Friday 20 March 2009

This is Where I Grew Up...

Let's give a shout out to all the Westsider's in the house!! On March 20, 2009, on the first day of spring, MSN showcased 12 of the most beautiful places to experience spring. Beautiful Skagit County sans tourists was one of the obvious choices.
The Skagit Valley, Washington state: Springtime makes this verdant valley in northwest Washington explode with color, carpeting the land with hundreds of acres of tulips, daffodils and irises. The area is best known for the Skagit Valley Tulip Festival, which runs throughout April and was featured in “1,000 Places to See Before You Die.” Display gardens abound throughout the valley for you to visit, but you can also enjoy the living jewels without getting out of your car: Many of the flower fields lie right next to the road. - MSN Online

I will tell you that some of my fondest memories were of the quickly moving clouds casting shadows on my bedroom walls as the sun would shine through.

Waking up with the sun on May 1 and going into the tulip fields next to our house and picking TONS of tulips to leave on the doorstep for my mom (this was before I was old enough to realize that some may consider this theft...).

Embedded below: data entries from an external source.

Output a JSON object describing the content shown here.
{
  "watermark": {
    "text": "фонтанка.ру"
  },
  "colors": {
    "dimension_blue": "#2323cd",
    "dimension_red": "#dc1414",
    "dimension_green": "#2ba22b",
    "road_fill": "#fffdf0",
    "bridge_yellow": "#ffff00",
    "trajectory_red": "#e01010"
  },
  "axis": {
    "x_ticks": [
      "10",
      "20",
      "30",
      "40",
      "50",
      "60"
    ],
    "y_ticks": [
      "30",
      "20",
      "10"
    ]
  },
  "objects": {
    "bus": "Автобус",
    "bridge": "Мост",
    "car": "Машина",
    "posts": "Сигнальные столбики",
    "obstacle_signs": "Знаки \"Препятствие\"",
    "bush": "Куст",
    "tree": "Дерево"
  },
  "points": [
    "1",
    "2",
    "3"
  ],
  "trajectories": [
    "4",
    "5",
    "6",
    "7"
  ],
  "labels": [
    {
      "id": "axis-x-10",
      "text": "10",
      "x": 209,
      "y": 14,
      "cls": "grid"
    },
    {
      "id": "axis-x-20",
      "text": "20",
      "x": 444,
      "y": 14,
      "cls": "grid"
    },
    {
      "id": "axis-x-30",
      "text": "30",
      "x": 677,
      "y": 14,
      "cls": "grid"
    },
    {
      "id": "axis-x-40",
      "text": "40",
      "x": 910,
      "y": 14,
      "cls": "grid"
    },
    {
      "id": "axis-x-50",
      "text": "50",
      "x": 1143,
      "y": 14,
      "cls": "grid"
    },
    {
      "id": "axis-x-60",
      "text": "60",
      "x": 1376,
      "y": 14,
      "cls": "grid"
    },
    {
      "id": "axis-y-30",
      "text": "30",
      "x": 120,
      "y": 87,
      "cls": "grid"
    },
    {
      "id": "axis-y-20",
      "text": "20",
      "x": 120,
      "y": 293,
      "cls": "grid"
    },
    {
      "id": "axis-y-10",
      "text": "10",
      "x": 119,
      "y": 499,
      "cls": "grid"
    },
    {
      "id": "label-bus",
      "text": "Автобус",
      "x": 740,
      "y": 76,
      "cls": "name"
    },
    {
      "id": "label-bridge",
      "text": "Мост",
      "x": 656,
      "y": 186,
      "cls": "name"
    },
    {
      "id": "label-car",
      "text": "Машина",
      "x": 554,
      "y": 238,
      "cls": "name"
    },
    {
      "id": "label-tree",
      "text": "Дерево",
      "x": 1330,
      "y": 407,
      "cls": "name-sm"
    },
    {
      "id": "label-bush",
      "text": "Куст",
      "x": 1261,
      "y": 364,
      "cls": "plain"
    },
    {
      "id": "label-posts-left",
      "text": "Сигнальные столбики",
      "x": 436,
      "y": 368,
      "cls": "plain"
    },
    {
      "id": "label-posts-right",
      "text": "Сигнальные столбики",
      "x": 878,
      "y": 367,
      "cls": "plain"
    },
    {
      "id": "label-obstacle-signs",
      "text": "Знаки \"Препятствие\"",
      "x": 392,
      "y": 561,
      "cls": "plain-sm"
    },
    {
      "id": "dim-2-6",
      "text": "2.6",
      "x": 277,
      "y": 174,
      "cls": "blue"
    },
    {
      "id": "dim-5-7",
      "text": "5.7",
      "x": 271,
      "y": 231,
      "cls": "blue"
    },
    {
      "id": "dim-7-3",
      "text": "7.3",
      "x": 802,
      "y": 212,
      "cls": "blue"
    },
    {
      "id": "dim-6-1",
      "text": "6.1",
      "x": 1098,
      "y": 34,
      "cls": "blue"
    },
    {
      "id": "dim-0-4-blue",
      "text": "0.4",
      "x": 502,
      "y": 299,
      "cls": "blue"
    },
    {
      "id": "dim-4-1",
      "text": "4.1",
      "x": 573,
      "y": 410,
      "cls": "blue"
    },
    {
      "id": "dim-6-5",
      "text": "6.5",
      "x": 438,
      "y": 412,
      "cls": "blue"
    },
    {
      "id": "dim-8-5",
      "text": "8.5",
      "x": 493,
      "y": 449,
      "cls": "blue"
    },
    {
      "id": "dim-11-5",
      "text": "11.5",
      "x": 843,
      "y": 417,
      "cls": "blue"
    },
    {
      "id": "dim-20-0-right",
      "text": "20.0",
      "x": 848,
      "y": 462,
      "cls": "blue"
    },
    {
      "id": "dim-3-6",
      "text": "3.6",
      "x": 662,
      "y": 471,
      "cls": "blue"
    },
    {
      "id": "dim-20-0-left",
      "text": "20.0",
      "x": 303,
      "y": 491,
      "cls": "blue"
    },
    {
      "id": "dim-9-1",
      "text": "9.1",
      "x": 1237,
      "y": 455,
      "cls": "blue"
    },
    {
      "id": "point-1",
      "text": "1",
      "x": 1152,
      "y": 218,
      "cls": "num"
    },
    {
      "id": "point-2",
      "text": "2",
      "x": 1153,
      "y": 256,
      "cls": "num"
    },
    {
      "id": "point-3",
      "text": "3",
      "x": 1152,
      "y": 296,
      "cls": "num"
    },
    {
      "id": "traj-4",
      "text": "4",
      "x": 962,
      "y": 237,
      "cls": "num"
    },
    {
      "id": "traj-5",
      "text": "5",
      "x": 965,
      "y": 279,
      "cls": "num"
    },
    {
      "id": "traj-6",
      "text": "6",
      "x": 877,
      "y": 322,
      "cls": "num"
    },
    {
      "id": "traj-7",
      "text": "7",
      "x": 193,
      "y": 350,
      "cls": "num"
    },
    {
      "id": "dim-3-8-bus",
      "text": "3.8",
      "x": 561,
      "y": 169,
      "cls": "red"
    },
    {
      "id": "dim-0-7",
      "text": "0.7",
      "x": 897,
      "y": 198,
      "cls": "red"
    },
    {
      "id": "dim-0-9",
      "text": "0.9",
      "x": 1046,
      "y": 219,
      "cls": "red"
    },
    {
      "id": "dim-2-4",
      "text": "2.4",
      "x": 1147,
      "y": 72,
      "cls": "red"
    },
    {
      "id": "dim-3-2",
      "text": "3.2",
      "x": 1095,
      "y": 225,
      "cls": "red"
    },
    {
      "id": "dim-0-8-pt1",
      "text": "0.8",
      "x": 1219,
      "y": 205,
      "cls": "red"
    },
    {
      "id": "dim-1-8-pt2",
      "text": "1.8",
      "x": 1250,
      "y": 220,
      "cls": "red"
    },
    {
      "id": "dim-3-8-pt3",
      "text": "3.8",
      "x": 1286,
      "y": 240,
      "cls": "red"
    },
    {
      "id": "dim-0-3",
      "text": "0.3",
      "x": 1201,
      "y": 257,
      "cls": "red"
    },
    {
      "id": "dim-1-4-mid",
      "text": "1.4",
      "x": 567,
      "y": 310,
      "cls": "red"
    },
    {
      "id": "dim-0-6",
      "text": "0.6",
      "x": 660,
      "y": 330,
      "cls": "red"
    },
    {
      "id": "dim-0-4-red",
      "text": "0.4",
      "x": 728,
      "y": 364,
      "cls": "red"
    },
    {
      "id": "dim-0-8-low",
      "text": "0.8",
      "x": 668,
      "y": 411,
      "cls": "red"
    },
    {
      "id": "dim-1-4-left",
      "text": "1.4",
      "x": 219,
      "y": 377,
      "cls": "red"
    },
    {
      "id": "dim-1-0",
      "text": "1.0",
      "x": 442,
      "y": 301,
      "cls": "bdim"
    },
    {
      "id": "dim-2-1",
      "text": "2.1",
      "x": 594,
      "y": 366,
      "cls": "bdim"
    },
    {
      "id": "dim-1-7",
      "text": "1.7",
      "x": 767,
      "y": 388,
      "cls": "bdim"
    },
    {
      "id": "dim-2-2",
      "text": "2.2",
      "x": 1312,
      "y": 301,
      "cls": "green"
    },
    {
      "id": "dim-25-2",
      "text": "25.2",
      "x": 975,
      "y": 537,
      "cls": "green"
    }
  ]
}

Spring was also a time when the cows would inevitably get out of the fence meaning that I would have to run through the fields at night with my dad trying to get them back home.

This was also back in the day when my dad could drive our pick-up truck over to Washington Bulb Co. and get a truckload of tulip and daffodil bulbs - FOR FREE - and feed them to our cows. This would fatten them up quickly and ease the transition from winter hay to summer grass.

Can you even imagine how many thousands of dollars they would sell those bulbs for now! You've got to love the marketing genius behind it all, the crew bosses that made it happen, Leo Roozen (this is a current photo of him but he did not look so nice when he was younger!!) in his white pickup that would strike fear in the hearts of children throughout the land, and the slave labor of young elementary school children willing to pick 200 feet of bulbs for $5.00 a row and go home only to blow a pound of dirt out of their noses. I loved the good old days!